Un técnico itinerante de hospitales acusado de desatar el año pasado un brote de hepatitis C en varios estados de Estados Unidos se declaró culpable el miércoles de cargos federales por drogas en un tribunal en Nueva Hampshire, bajo un acuerdo con la fiscalía que recomienda que él pase entre 30 y 40 años en prisión.

El juez le preguntó a David Kwiatkowski, de 34 años, por qué no iba juicio. "Porque soy culpable", respondió Kwiatkowski. Dijo que era adicto a las drogas y al alcohol y que recientemente se le diagnosticó depresión, para la cual toma varios medicamentos.

Kwiatkowski se declaró culpable de 14 cargos de robo y alteración de drogas. La audiencia de sentencia fue fijada para el 3 de diciembre.

Con su acuerdo, Kwiatkowski se evitará caros criminales relacionados con pacientes fuera de Nueva Hampshire. Al menos dos decenas de demandas civiles relacionadas con el caso están pendientes, la mayoría de ellas en el Hospital Exeter, donde trabajó durante 13 meses.

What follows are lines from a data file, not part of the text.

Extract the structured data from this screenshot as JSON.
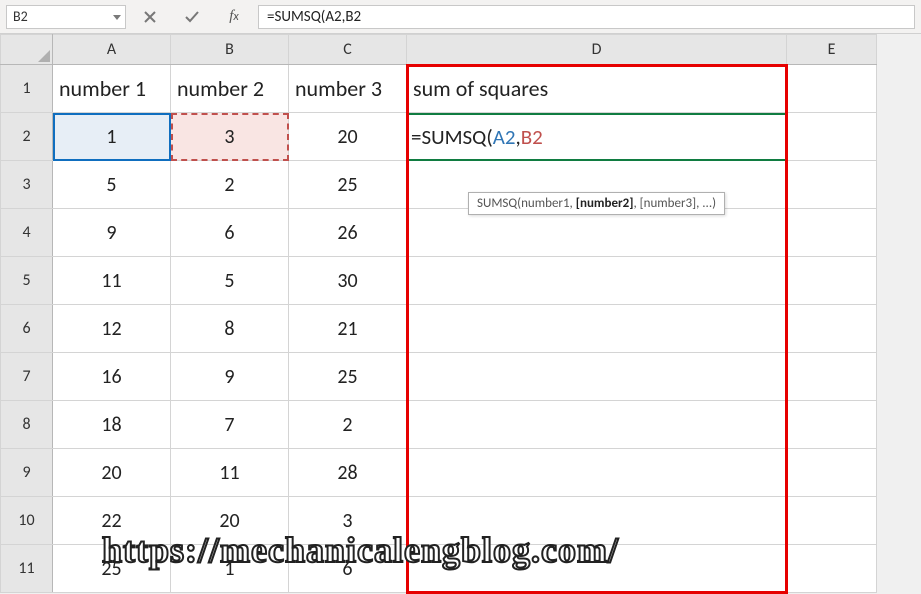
{
  "namebox": "B2",
  "formula_bar": "=SUMSQ(A2,B2",
  "tooltip_prefix": "SUMSQ(number1, ",
  "tooltip_bold": "[number2]",
  "tooltip_suffix": ", [number3], ...)",
  "columns": [
    "A",
    "B",
    "C",
    "D",
    "E"
  ],
  "rows": [
    "1",
    "2",
    "3",
    "4",
    "5",
    "6",
    "7",
    "8",
    "9",
    "10",
    "11"
  ],
  "headers": {
    "A": "number 1",
    "B": "number 2",
    "C": "number 3",
    "D": "sum of squares"
  },
  "active_formula": {
    "fn": "=SUMSQ(",
    "a2": "A2",
    "sep": ",",
    "b2": "B2"
  },
  "table": [
    {
      "A": "1",
      "B": "3",
      "C": "20"
    },
    {
      "A": "5",
      "B": "2",
      "C": "25"
    },
    {
      "A": "9",
      "B": "6",
      "C": "26"
    },
    {
      "A": "11",
      "B": "5",
      "C": "30"
    },
    {
      "A": "12",
      "B": "8",
      "C": "21"
    },
    {
      "A": "16",
      "B": "9",
      "C": "25"
    },
    {
      "A": "18",
      "B": "7",
      "C": "2"
    },
    {
      "A": "20",
      "B": "11",
      "C": "28"
    },
    {
      "A": "22",
      "B": "20",
      "C": "3"
    },
    {
      "A": "25",
      "B": "1",
      "C": "6"
    }
  ],
  "watermark": "https://mechanicalengblog.com/",
  "chart_data": {
    "type": "table",
    "title": "sum of squares",
    "columns": [
      "number 1",
      "number 2",
      "number 3"
    ],
    "rows": [
      [
        1,
        3,
        20
      ],
      [
        5,
        2,
        25
      ],
      [
        9,
        6,
        26
      ],
      [
        11,
        5,
        30
      ],
      [
        12,
        8,
        21
      ],
      [
        16,
        9,
        25
      ],
      [
        18,
        7,
        2
      ],
      [
        20,
        11,
        28
      ],
      [
        22,
        20,
        3
      ],
      [
        25,
        1,
        6
      ]
    ],
    "formula_in_D2": "=SUMSQ(A2,B2"
  }
}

Oriundo de Michigan, Kwiatkowski trabajó en 18 hospitales de siete estados antes de ser contratado en Nueva Hampshire en 2011. Como técnico itinerante de hospitales, era asignado por agencias laborales para que cubriera puestos temporalmente en todo el país. En ese tiempo, contrajo hepatitis C y está acusado de infectar a otras personas al robarse jeringas con analgésicos y reemplazarlas con jeringas llenas de una solución salina mezclada con su sangre.

Según el acuerdo presentado el lunes, Kwiatkowski dijo a los investigadores que había estado robando drogas desde 2002 — el año antes de concluir su entrenamiento médico — y que sus acciones estaban "matando a muchas personas". Sus abogados han declinado numerosos pedidos de entrevistas.

Cuarenta y seis personas en hospitales en cuatro estados en los que trabajó Kwiatkowski han sido diagnosticadas con la misma cepa de hepatitis C que tiene él: 32 pacientes en Nueva Hampshire, siete en Maryland, seis en Kansas y uno en Pensilvania. Uno de los pacientes en Kansas falleció y las autoridades dicen que la hepatitis C, que causa enfermedades del hígado y problemas crónicos, fue determinante.

En Nueva Hampshire, algunos de los pacientes infectados han sufrido problemas físicos y emocionales graves, según el acuerdo. Entre los siete cuyas experiencias llevaron a los 14 cargos, un hombre no ha conseguido trabajar desde que desarrolló hepatitis C, otro tuvo problemas para controlar su diabetes y para dormir, y un tercero tiene miedo de besar a su esposa en la boca, aunque el virus no puede ser transmitido de esa forma.